İşletmelerin sadece ekonomik amaçları bulunmaz.296

Ekonomik olmayan yani sosyal nitelikli amaçları da vardır. Bu amaçlara iki şekilde ulaşılır. İlk halde, sosyal amaç kendiliğinden gerçekleşir. Çünkü, yapılan yatırım yeni istihdam olanakları, çalışanlara ve devlete gelir, tüketicilere ihtiyaç duydukları mal ve hizmetlerin sağlanması sonucunu doğurur. Yani, işletme sadece varlığı ile topluma ve Devlete katkıda bulunur.297 İkinci halde ise, sosyal amaca ulaşmak için işletmenin ek faaliyetlerde bulunması gerekir. Örneğin, faaliyet alanı içerisinde kalmamasına karşın, doğanın ve kültürel mirasın korunması, eğitim, kültür ve sanat faaliyetlerinin desteklenmesi çağdaş işletmelerin sosyal sorumluluk anlayışı olarak kabul edilmektedir.
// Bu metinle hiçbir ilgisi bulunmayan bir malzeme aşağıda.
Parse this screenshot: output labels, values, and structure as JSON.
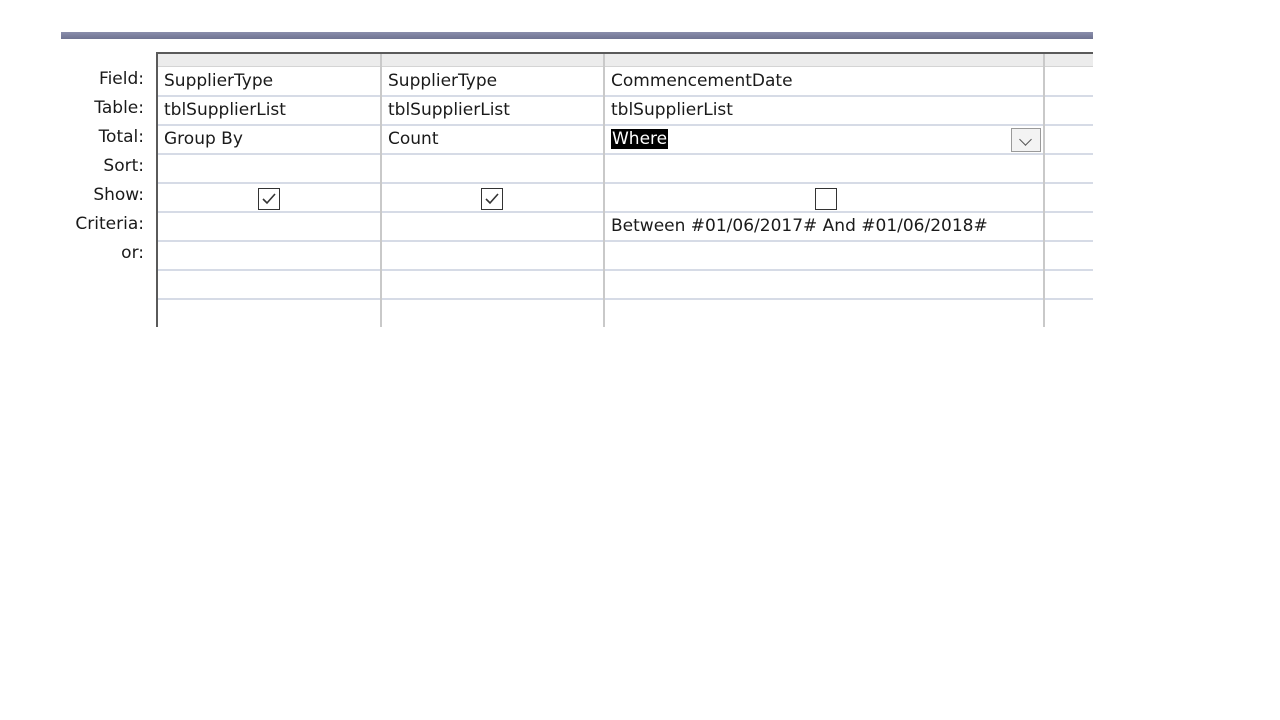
{
  "row_labels": [
    "Field:",
    "Table:",
    "Total:",
    "Sort:",
    "Show:",
    "Criteria:",
    "or:"
  ],
  "columns": [
    {
      "field": "SupplierType",
      "table": "tblSupplierList",
      "total": "Group By",
      "sort": "",
      "show": true,
      "criteria": "",
      "or": ""
    },
    {
      "field": "SupplierType",
      "table": "tblSupplierList",
      "total": "Count",
      "sort": "",
      "show": true,
      "criteria": "",
      "or": ""
    },
    {
      "field": "CommencementDate",
      "table": "tblSupplierList",
      "total": "Where",
      "sort": "",
      "show": false,
      "criteria": "Between #01/06/2017# And #01/06/2018#",
      "or": ""
    }
  ],
  "selected_cell": "columns.2.total",
  "icons": {
    "dropdown": "chevron-down-icon",
    "checkbox_checked": "checkmark-icon"
  }
}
Kar değil toplumsal bir amacı gerçekleştirmek için kurulan işletmeler, sadece bir işletme olmakla değil, gerçekleştirmekte oldukları toplumsal görevle de sosyal nitelik taşırlar (çifte sosyal karakter). Ayrıca, sosyal sorumluluk üstlendiklerinde ise sosyal nitelikleri daha da artmaktadır (üçlü sosyal karakter).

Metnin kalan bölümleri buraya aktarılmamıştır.